I recently had to fix a Node.js lambda function that was abruptly stopped by AWS before it completed processing, reaching the maximum memory given to the function. On a bare metal server, you can add one more RAM module and hope for the best. However, in a serverless environment there are limitations. Particularly in AWS, the most you can give to a lambda function is 3,008 MB. You might assume it’s quite enough, but in this case that assumption would be incorrect.
This function was not complicated, but it had to parse a CSV (comma-separated values) file and for each record perform some tasks: validate, read something from DynamoDB, then do one or two writes per record, depending on some data.
The complicated thing was that it had to wait until all rows were processed. Once the overall process was completed, it returned the result: how many of the rows were processed successfully, how many gave an error and what those errors were (validation).
The even more complicated thing was that someone wanted to process a 70k records file and the 3,000 MB memory was not enough for this above process.
In order to solve this issue, we proposed a few solutions:
Of course, the first thing we thought was to just move this outside of lambda. In AWS this could be done with ECS (Elastic Container Service). This could work, but it would add yet one more service to maintain and know about. Furthermore, it could be very expensive, depending on how much memory was actually needed.
Splitting the CSV is definitely possible, but error prone. How few rows are too few, how small should the chunks be and how do we ensure this is done in a solid failure-proof way? The CSVs were uploaded by a third party. Most synchronized nightly. Probably automated. Ugly.
Probably time consuming, but easily the solution that scales best if it proves to be effective.
Implementing solution #3
The code was outdated, built on Node v6, with deep nested callbacks, albeit somewhat managed with the famous “async” library.
Step 0: Refactor
Up until recently, AWS supported versions 6 and 8.10, so we went with 8, which provides support for Promises and native async/await to get rid of those deep nested callbacks.

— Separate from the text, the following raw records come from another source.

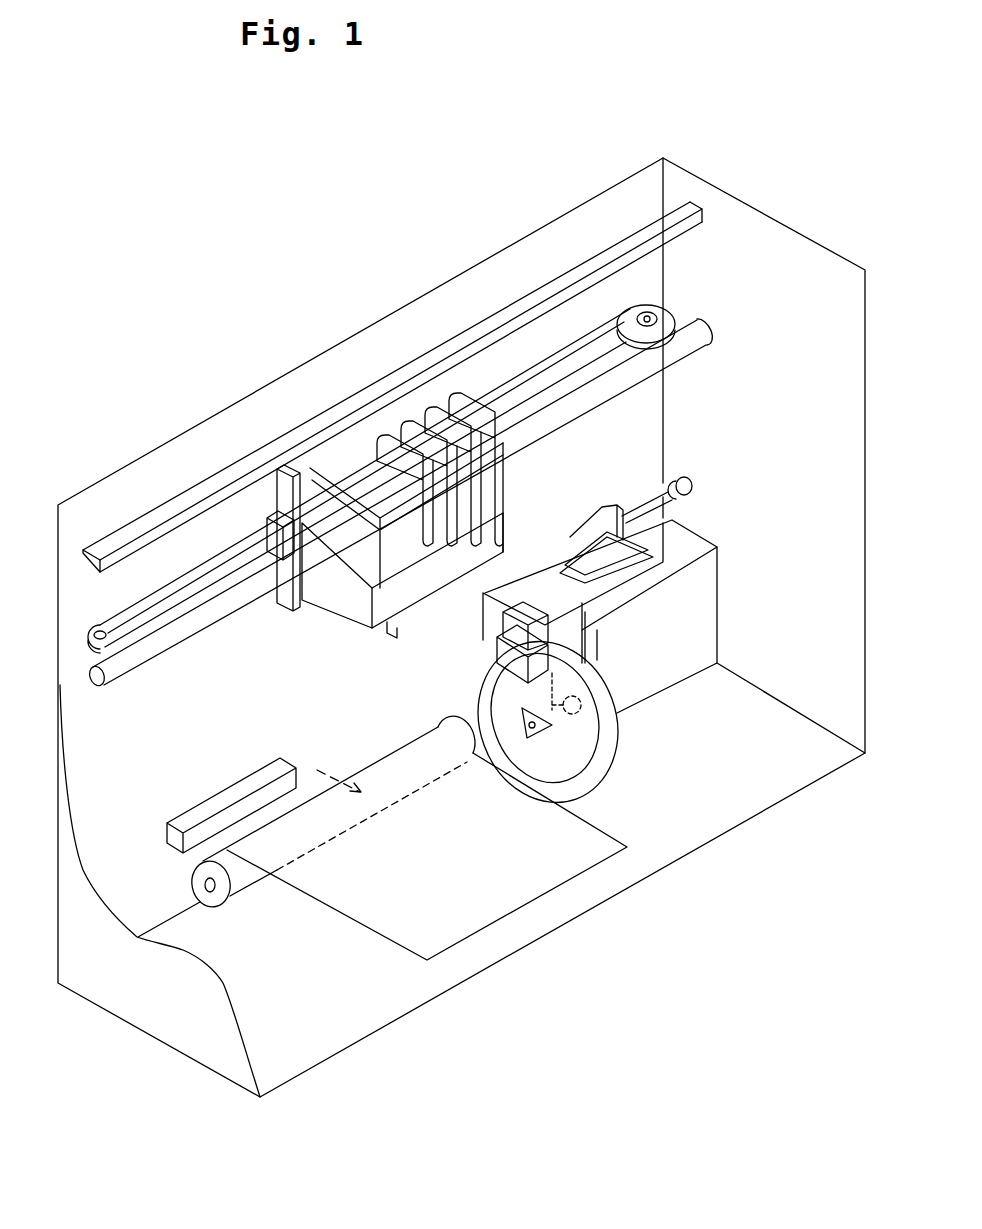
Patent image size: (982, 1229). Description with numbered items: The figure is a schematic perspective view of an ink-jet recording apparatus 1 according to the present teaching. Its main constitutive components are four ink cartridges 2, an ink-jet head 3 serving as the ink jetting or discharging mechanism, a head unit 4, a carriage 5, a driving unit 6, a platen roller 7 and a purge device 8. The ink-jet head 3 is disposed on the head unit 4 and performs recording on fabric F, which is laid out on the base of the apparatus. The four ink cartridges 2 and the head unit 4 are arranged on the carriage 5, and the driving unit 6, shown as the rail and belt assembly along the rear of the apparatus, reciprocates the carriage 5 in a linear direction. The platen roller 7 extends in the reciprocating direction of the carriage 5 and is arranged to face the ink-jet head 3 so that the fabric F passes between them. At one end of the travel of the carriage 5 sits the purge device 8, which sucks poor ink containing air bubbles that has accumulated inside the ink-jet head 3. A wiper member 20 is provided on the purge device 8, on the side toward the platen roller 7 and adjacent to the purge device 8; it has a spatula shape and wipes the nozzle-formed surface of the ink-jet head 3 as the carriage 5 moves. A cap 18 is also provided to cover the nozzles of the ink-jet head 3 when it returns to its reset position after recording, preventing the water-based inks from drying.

The ink-jet recording apparatus 1 is at (357, 192).
The ink cartridge 2 is at (357, 493).
The ink-jet head 3 is at (443, 597).
The head unit 4 is at (430, 630).
The carriage 5 is at (287, 485).
The driving unit 6 is at (688, 187).
The platen roller 7 is at (247, 875).
The purge device 8 is at (620, 837).
The cap 18 is at (612, 557).
The wiper member 20 is at (527, 640).
The fabric F is at (412, 932).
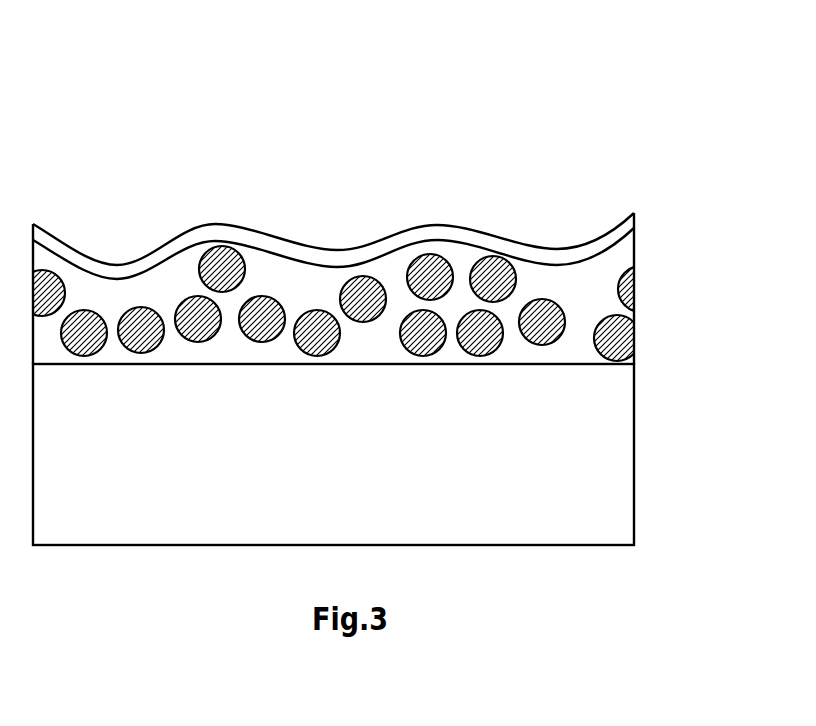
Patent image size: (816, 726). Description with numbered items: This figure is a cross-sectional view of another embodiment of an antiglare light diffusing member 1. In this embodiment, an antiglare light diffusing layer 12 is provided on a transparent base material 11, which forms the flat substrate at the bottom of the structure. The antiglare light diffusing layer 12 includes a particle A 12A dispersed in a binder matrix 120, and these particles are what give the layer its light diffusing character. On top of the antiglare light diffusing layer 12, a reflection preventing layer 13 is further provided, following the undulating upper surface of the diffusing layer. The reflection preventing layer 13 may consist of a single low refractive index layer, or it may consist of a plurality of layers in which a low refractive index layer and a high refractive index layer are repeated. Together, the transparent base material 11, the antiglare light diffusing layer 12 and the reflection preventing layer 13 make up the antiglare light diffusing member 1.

The antiglare light diffusing member 1 is at (592, 130).
The transparent base material 11 is at (592, 438).
The antiglare light diffusing layer 12 is at (652, 234).
The particle A 12A is at (222, 267).
The binder matrix 120 is at (530, 278).
The reflection preventing layer 13 is at (636, 222).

The initial implementation had a pretty major issue: each record was processed individually, although it contained some data that was duplicated from other records. So, there were duplicate reads from DynamoDB. A lot of them.
A better solution was to group the records by the common criteria and then process the groups in parallel, as well as processing all the records within each group in parallel. Promise and async/await for the win! The resulting code was far smaller, easier to understand, did ~90% less reads from the DB and … still reached the memory limit.

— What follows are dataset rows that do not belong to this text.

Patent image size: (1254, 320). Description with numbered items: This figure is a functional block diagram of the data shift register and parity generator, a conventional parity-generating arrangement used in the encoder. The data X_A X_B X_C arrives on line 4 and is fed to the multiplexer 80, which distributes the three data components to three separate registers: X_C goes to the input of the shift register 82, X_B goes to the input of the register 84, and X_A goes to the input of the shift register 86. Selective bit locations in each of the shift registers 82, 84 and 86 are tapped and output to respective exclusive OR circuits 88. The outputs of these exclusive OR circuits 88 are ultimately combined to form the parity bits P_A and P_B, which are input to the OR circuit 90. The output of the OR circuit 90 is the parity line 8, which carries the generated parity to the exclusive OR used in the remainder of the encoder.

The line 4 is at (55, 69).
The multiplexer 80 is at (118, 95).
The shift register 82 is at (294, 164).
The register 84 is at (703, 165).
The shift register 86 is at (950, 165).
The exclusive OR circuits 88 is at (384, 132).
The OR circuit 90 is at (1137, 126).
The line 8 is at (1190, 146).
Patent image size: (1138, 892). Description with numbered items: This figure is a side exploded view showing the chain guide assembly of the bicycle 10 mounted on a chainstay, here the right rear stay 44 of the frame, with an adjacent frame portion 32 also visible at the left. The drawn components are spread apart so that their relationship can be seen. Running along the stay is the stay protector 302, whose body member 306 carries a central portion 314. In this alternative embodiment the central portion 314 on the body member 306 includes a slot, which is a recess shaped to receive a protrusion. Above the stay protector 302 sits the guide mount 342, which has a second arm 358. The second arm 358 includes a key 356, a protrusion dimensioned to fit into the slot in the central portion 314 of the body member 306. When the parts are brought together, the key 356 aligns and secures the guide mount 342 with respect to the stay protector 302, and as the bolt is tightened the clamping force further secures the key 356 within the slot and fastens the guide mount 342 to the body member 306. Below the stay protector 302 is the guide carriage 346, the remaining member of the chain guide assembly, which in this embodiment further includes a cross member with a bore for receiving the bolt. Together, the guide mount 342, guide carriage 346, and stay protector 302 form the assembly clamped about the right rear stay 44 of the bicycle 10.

Here I have the result from a demo repo I set up to test this (processing 100 groups with 1000 records each):
$ node index.js
Memory used before processing all records: 9.17 MB
Memory used after processing all records: 92.79 MB
Process time: 3352.570ms
After investigating what could possibly be eating up all the juicy RAM, it turns out that Promise is not particularly memory friendly. Bluebird was suggested, so let’s try it.
$ npm i bluebird
const Promise = require(‘bluebird’);
Easy fix. Memory dropped. By ~30%. But the function still timed out for the big files. Not good.
Here’s the test output:
$ node index.js
Memory used before processing all records: 9.3 MB
Memory used after processing all records: 67.32 MB
Process time: 3169.421ms
It turns out that waiting for all the promises to continue means that we have all those promises stored in memory. Go figure…
So, we needed to reduce the number of requests we did in parallel. Bluebird to the rescue again, with Promise.map. Using the concurrency option of this function we can set how many concurrent items should be processed at a given time.
And the final test output:
$ node index.js
Memory used before processing all records: 9.29 MB
Memory used after processing all records: 17.34 MB
Process time: 30132.855ms
What’s even better is that with this approach the memory peak is stable. It does not increase with the number of items there are to process, because after each batch of records is processed, the Garbage Collector kicks in.
Granted, this did increase the total time it takes to process the entire set, but for this particular scenario we’re only interested in reasonable and predictable memory usage.
The real-world code uses ~400 MB of memory and processes 10k records in about 30 seconds. We deemed that acceptable as opposed to running out of memory after 5 minutes.